Des législations du travail en Allemagne, en Espagne ou en Italie, par exemple, rendent plus complexe la réorganisation des entreprises, pourtant nécessaire pour intégrer pleinement les gains de productivité de l’IA.
De plus, le principe du “human in the loop” (supervision humaine), bien qu’essentiel pour des raisons éthiques, crée des “goulots d’étranglement humains”. Pour analyser ce phénomène, le rapport s’appuie sur la “théorie de l’O-ring” de l’économiste Michael Kremer, qui explique que la performance d’un système complexe reste limitée par la performance de son maillon le plus faible.
L’Europe se trouve face à un dilemme complexe. Elle doit trouver un équilibre délicat entre la protection de ses valeurs sociales et de ses citoyens d’une part, et la nécessité de rester compétitive face à des régions du monde qui opèrent avec beaucoup moins de contraintes.
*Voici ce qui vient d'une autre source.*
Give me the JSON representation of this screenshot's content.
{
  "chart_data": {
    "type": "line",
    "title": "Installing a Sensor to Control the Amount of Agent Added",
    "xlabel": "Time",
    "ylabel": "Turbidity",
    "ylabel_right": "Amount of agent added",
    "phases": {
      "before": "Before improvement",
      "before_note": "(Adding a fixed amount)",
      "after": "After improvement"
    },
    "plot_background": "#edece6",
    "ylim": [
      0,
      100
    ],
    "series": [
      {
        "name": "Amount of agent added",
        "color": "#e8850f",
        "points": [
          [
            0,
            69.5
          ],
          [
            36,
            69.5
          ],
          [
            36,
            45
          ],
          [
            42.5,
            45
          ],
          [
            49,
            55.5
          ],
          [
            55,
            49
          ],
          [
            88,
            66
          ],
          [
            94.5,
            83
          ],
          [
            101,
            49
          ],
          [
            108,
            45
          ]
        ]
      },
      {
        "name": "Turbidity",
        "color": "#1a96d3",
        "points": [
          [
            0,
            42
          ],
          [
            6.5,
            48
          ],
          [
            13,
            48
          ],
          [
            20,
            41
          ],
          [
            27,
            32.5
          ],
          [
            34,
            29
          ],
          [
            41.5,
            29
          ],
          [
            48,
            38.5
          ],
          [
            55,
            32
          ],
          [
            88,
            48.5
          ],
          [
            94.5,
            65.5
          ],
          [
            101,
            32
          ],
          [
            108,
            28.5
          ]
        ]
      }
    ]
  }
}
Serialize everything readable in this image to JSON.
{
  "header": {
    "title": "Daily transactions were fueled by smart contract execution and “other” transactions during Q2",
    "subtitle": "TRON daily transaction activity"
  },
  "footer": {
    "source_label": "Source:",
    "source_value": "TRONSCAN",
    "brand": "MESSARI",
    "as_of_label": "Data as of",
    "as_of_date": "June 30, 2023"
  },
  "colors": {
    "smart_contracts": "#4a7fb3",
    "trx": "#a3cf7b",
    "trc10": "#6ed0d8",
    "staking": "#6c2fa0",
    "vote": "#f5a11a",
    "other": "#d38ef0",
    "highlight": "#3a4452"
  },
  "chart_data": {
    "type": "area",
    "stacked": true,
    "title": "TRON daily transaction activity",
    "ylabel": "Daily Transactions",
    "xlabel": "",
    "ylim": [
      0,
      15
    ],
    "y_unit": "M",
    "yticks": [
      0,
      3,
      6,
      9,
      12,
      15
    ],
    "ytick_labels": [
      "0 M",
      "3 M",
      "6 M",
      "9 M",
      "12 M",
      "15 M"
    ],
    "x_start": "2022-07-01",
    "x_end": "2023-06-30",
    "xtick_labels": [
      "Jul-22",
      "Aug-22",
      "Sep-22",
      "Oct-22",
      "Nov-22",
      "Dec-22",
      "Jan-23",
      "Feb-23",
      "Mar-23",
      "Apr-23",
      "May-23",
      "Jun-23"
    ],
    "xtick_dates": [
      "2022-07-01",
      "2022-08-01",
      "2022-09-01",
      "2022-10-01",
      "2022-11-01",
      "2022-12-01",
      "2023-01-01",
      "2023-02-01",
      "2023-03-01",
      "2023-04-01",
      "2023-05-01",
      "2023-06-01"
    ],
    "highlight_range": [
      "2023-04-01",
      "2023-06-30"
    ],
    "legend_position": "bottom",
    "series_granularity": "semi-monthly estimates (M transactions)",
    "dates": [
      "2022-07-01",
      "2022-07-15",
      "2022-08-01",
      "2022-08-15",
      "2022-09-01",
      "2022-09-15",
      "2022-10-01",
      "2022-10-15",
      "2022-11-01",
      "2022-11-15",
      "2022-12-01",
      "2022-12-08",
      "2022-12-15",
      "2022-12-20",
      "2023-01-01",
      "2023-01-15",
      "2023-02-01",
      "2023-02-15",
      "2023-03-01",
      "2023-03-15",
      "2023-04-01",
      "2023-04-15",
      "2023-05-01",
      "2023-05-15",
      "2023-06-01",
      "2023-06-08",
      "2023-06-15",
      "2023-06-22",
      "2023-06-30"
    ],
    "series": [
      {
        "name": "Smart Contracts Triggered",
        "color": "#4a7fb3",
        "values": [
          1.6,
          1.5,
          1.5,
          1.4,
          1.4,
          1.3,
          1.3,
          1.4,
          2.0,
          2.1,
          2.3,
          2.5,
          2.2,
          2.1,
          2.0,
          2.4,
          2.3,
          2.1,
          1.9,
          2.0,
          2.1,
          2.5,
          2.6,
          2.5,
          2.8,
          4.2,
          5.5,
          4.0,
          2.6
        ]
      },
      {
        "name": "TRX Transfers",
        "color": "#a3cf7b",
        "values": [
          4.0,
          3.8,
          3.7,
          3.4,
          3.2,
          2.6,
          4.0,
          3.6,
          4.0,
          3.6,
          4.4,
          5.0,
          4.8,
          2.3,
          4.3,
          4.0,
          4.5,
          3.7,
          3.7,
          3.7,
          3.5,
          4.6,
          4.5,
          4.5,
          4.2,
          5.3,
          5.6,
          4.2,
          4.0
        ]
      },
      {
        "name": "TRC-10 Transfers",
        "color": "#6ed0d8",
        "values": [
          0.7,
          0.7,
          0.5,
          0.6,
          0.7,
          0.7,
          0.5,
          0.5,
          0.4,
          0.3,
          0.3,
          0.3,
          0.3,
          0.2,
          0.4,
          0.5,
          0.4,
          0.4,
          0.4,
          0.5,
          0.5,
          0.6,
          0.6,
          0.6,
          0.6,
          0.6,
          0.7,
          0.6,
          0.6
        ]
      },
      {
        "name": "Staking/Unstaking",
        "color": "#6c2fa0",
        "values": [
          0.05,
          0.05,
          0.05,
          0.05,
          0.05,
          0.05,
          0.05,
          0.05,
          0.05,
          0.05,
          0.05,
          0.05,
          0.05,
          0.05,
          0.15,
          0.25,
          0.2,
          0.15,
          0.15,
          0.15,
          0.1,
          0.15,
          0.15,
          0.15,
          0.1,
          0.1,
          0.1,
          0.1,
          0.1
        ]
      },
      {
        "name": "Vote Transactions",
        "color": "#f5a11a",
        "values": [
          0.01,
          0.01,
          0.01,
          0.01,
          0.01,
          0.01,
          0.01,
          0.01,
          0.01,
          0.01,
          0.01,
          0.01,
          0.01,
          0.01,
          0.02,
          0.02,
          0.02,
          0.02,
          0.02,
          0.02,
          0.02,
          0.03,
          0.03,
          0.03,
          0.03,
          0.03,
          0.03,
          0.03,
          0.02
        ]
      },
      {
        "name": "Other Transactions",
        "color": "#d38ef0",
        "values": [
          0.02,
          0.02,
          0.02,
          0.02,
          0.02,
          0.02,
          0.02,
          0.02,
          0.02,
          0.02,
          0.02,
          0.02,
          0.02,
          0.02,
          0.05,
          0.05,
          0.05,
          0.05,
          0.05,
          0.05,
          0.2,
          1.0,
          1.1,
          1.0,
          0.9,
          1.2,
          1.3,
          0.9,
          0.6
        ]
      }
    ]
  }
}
Les risques de sur règlementation IA par rapport aux USA et à la Chine
Le coût total de la mise en conformité des entreprises aux exigences réglementaires pourrait représenter environ 17 % du coût total de l’investissement dans l’IA. L’évaluation de la conformité représenterait 13 % du coût d’investissement dans les systèmes. Le respect du dispositif initial (RIA) pourrait engendrer des dépenses comprises entre 131 M€ et 345 M€ pour l’économie de l’Union européenne. Ces coûts pourraient peser sur la diffusion de la technologie.
L’approche par les risques du RIA (systèmes à haut risque, systèmes à usage général) est jugée complexe et source d’incertitudes pour les entreprises. Les opérateurs économiques expriment un attentisme et des préoccupations face à l’absence d’actes délégués et de lignes directrices qui devraient clarifier et stabiliser le classement des systèmes d’IA (SIA).
Charges administratives : La coexistence du RGPD (Règlement général sur la protection des données) et du RIA pourrait se traduire par des contraintes et des exigences croisées, générant des procédures de documentation fastidieuses, voire décourageantes, en l’absence de coordination des formalités.
La législation comme levier et condition de la souveraineté
Malgré les obstacles, le cadre législatif européen (et français) est en cours d’adaptation pour soutenir l’innovation et la souveraineté en matière d’IA.
Le RIA vise à établir un régime juridique uniforme à l’échelle de l’Union européenne pour le développement, la mise sur le marché et l’utilisation des systèmes d’IA dans le respect des valeurs européennes. Le fait que le développement de l’IA soit encadré par le droit, la régulation et le dialogue est une condition.
La législation sur la protection des données (RGPD) est essentielle, mais les autorités de régulation (comme la CNIL) s’efforcent d’offrir des interprétations pragmatiques pour concilier l’innovation et les exigences de protection des données à caractère personnel, en autorisant notamment la description du type de système développé sans exiger la description exhaustive de toutes les applications futures.
Le droit de la responsabilité civile est en cours de consolidation. La nouvelle directive (UE) 2024/2853 sur la responsabilité du fait des produits défectueux formalise un régime de responsabilité sans faute qui élargit le champ des biens couverts aux logiciels et aux fichiers de fabrication numériques, et vise à appréhender les spécificités de l’IA.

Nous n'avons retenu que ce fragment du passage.